The writer behind the screenplay was again Takao Koyama, the same for all previous film entries. Yoshihiro Ueda served as the director to this feature who surprisingly headed the History of Trunks film which was much better. What doesn’t work here is the blatant blank slate backstory used to explain who Bojack is. Unlike Dead Zone (1989) or many other stories, the villains there at least got some kind of visual throwback to their run-in with the protagonist who knows them. Instead viewers will just get an exposition dump from King Kai with no further explanation to anything else. The character of Bojack is the laziest form of “new villain, insert here” writing. But this isn’t the most surprising aspect of this feature. It’s actually one thing that has been pointed out for almost every other entry.

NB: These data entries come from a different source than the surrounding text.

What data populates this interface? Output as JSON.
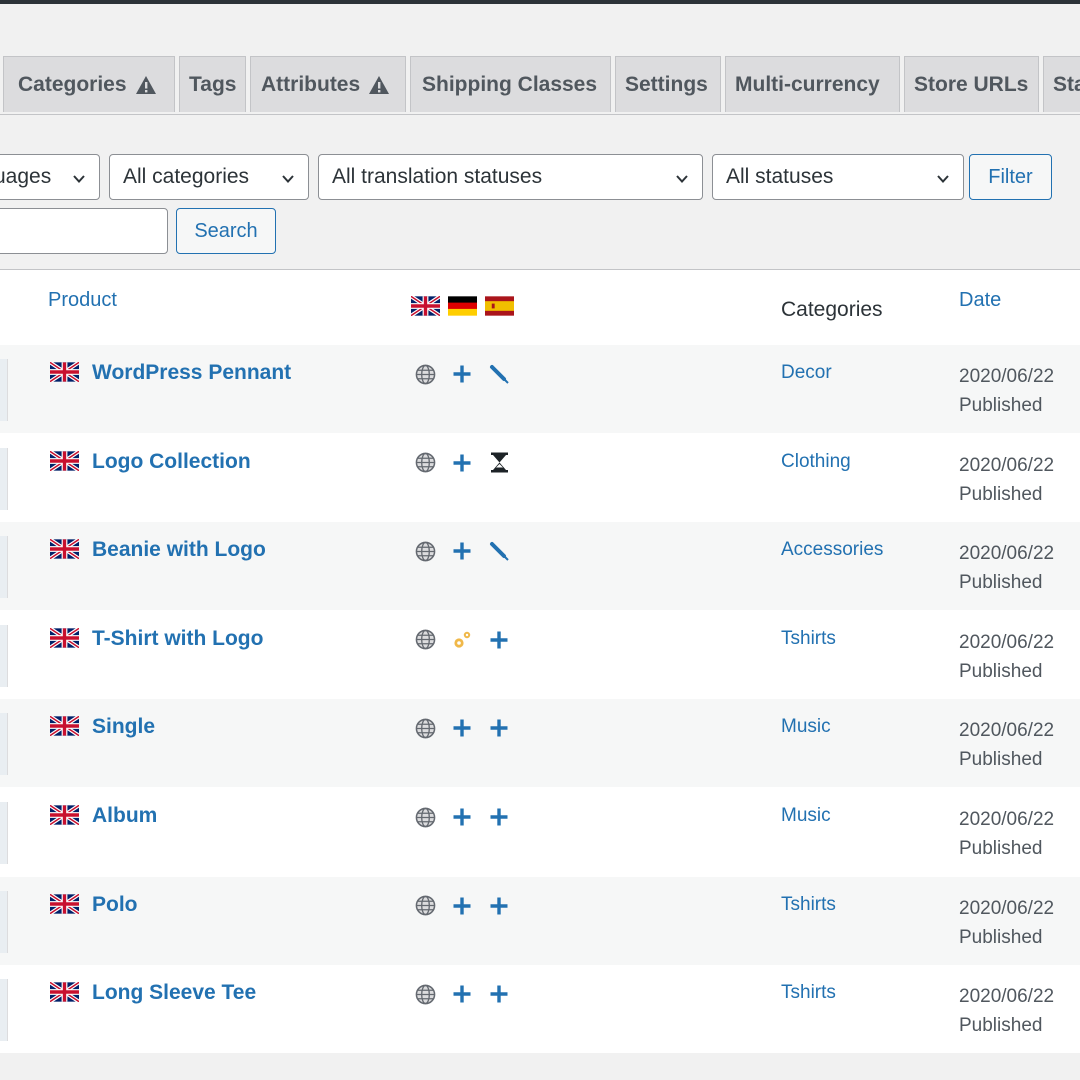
{
  "tabs": [
    {
      "label": "Categories",
      "warning": true
    },
    {
      "label": "Tags",
      "warning": false
    },
    {
      "label": "Attributes",
      "warning": true
    },
    {
      "label": "Shipping Classes",
      "warning": false
    },
    {
      "label": "Settings",
      "warning": false
    },
    {
      "label": "Multi-currency",
      "warning": false
    },
    {
      "label": "Store URLs",
      "warning": false
    },
    {
      "label": "Sta",
      "warning": false
    }
  ],
  "filters": {
    "languages_value": "uages",
    "category_value": "All categories",
    "translation_status_value": "All translation statuses",
    "status_value": "All statuses",
    "filter_button": "Filter",
    "search_value": "",
    "search_button": "Search"
  },
  "table": {
    "columns": {
      "product": "Product",
      "languages_icons": [
        "flag-uk-icon",
        "flag-de-icon",
        "flag-es-icon"
      ],
      "categories": "Categories",
      "date": "Date"
    },
    "rows": [
      {
        "name": "WordPress Pennant",
        "actions": [
          "globe-icon",
          "plus-icon",
          "pencil-icon"
        ],
        "category": "Decor",
        "date": "2020/06/22",
        "status": "Published"
      },
      {
        "name": "Logo Collection",
        "actions": [
          "globe-icon",
          "plus-icon",
          "hourglass-icon"
        ],
        "category": "Clothing",
        "date": "2020/06/22",
        "status": "Published"
      },
      {
        "name": "Beanie with Logo",
        "actions": [
          "globe-icon",
          "plus-icon",
          "pencil-icon"
        ],
        "category": "Accessories",
        "date": "2020/06/22",
        "status": "Published"
      },
      {
        "name": "T-Shirt with Logo",
        "actions": [
          "globe-icon",
          "gears-icon",
          "plus-icon"
        ],
        "category": "Tshirts",
        "date": "2020/06/22",
        "status": "Published"
      },
      {
        "name": "Single",
        "actions": [
          "globe-icon",
          "plus-icon",
          "plus-icon"
        ],
        "category": "Music",
        "date": "2020/06/22",
        "status": "Published"
      },
      {
        "name": "Album",
        "actions": [
          "globe-icon",
          "plus-icon",
          "plus-icon"
        ],
        "category": "Music",
        "date": "2020/06/22",
        "status": "Published"
      },
      {
        "name": "Polo",
        "actions": [
          "globe-icon",
          "plus-icon",
          "plus-icon"
        ],
        "category": "Tshirts",
        "date": "2020/06/22",
        "status": "Published"
      },
      {
        "name": "Long Sleeve Tee",
        "actions": [
          "globe-icon",
          "plus-icon",
          "plus-icon"
        ],
        "category": "Tshirts",
        "date": "2020/06/22",
        "status": "Published"
      }
    ]
  },
  "colors": {
    "link": "#2271b1",
    "tab_bg": "#dcdcde",
    "row_alt": "#f6f7f7",
    "status_in_progress": "#f0b849"
  }
}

Believe it or not, the writing decides to acknowledge the TV shows continuity. Why now of all times? It never seemed to matter before, but now the movie’s acknowledging timelines? This time, the characters properly refer to events like the end of the Cell games and all relevant characters are properly available? Shocker! When it comes to lineup of between the shows seasons it seems to work well as a one off story that happened in between major events. So this proves it can be done, but for whatever reason this is not preferred. The voice acting to this feature is always good to hear though with the funimation voice cast. For Bob Carter, this was his first time working a major film villain role and he sounds good. Although Bojack is not a well-developed character, his voice sounds cool.

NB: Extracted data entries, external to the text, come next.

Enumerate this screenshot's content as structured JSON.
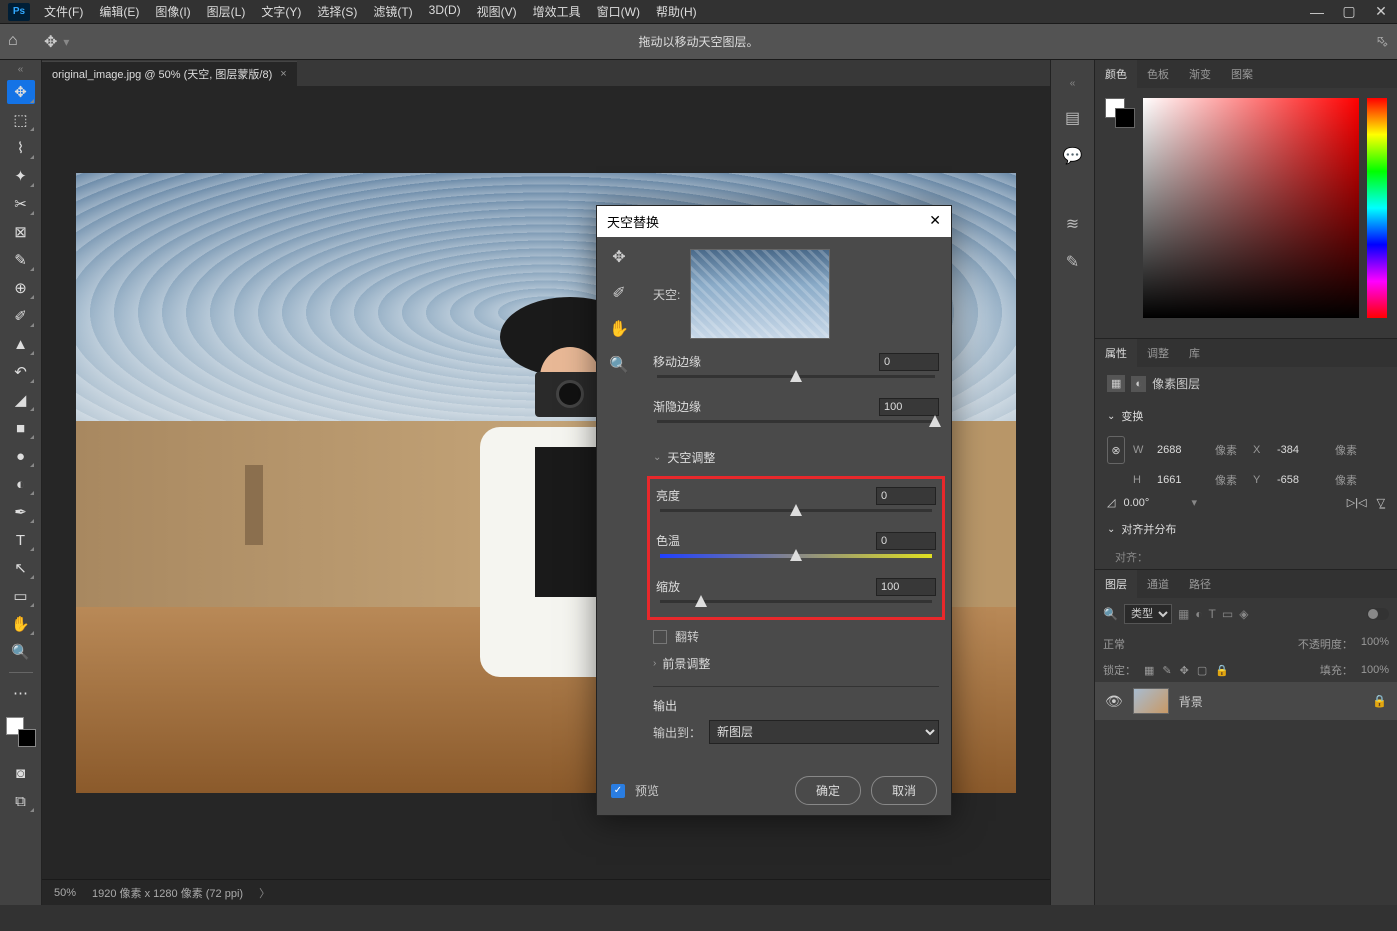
{
  "menu": [
    "文件(F)",
    "编辑(E)",
    "图像(I)",
    "图层(L)",
    "文字(Y)",
    "选择(S)",
    "滤镜(T)",
    "3D(D)",
    "视图(V)",
    "增效工具",
    "窗口(W)",
    "帮助(H)"
  ],
  "optbar_msg": "拖动以移动天空图层。",
  "doc_tab": "original_image.jpg @ 50% (天空, 图层蒙版/8)",
  "status": {
    "zoom": "50%",
    "dims": "1920 像素 x 1280 像素 (72 ppi)"
  },
  "panels": {
    "color_tabs": [
      "颜色",
      "色板",
      "渐变",
      "图案"
    ],
    "props_tabs": [
      "属性",
      "调整",
      "库"
    ],
    "props_type": "像素图层",
    "transform": "变换",
    "W": "2688",
    "H": "1661",
    "X": "-384",
    "Y": "-658",
    "unit": "像素",
    "angle": "0.00°",
    "align": "对齐并分布",
    "align_sub": "对齐：",
    "layer_tabs": [
      "图层",
      "通道",
      "路径"
    ],
    "layer_type": "类型",
    "blend": "正常",
    "opacity_lbl": "不透明度：",
    "opacity": "100%",
    "lock_lbl": "锁定：",
    "fill_lbl": "填充：",
    "fill": "100%",
    "layer_name": "背景"
  },
  "dialog": {
    "title": "天空替换",
    "sky_lbl": "天空:",
    "move_edge": "移动边缘",
    "move_edge_val": "0",
    "fade_edge": "渐隐边缘",
    "fade_edge_val": "100",
    "sky_adjust": "天空调整",
    "brightness": "亮度",
    "brightness_val": "0",
    "temp": "色温",
    "temp_val": "0",
    "scale": "缩放",
    "scale_val": "100",
    "flip": "翻转",
    "fg_adjust": "前景调整",
    "output": "输出",
    "output_to": "输出到：",
    "output_sel": "新图层",
    "preview": "预览",
    "ok": "确定",
    "cancel": "取消"
  }
}
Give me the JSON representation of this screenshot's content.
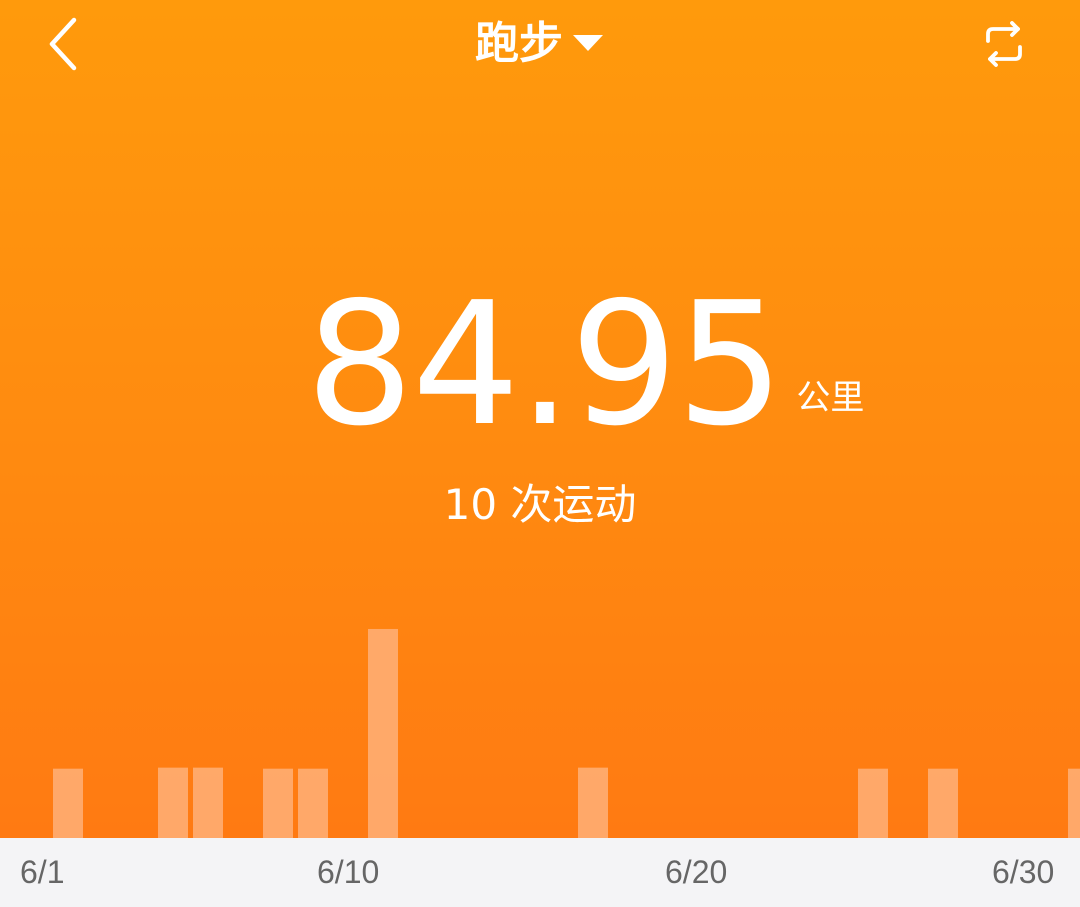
{
  "header": {
    "title": "跑步",
    "back_icon": "chevron-left-icon",
    "dropdown_icon": "caret-down-icon",
    "switch_icon": "repeat-icon"
  },
  "summary": {
    "distance": "84.95",
    "unit": "公里",
    "sessions_label": "10 次运动"
  },
  "colors": {
    "background_top": "#FF9A0C",
    "background_bottom": "#FF7A12",
    "bar": "#FFB079",
    "axis_background": "#F4F4F6"
  },
  "chart_data": {
    "type": "bar",
    "x_ticks": [
      "6/1",
      "6/10",
      "6/20",
      "6/30"
    ],
    "days": [
      1,
      2,
      3,
      4,
      5,
      6,
      7,
      8,
      9,
      10,
      11,
      12,
      13,
      14,
      15,
      16,
      17,
      18,
      19,
      20,
      21,
      22,
      23,
      24,
      25,
      26,
      27,
      28,
      29,
      30
    ],
    "values": [
      6.7,
      0,
      0,
      6.8,
      6.8,
      0,
      6.7,
      6.7,
      0,
      20.2,
      0,
      0,
      0,
      0,
      0,
      6.8,
      0,
      0,
      0,
      0,
      0,
      0,
      0,
      6.7,
      0,
      6.7,
      0,
      0,
      0,
      6.7
    ],
    "ylim": [
      0,
      23
    ],
    "grid": false
  }
}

The action and animation work well together. Having Tadayoshi Yamamuro as the animation director helped, seeing that they’ve helped animate the franchise going years back to the beginning. Much of the movements are fluid and the character designs are much more detailed. The action is also well mixed. The music for this entry was a little better but still not by a long shot. Returning to compose the new film score to this feature was Mark Menza. The tracks heard throughout work better than just random dated hard metal band music tracks, but nothing will beat the original score from Shunsuke Kikuchi. Much of Menza’s score sounds anonymous with no real signature. It’s weird because Mark Menza isn’t even credited on imdb but is in the film version release that he worked on.
Aside from the standard top notch voice acting, animation and surprisingly accurate continuity this entry is average. There’s no plot and there’s no development for Bojack as a stock rando villain. The US musical score still doesn’t come close to the JP original music either, despite not including outdated tracks.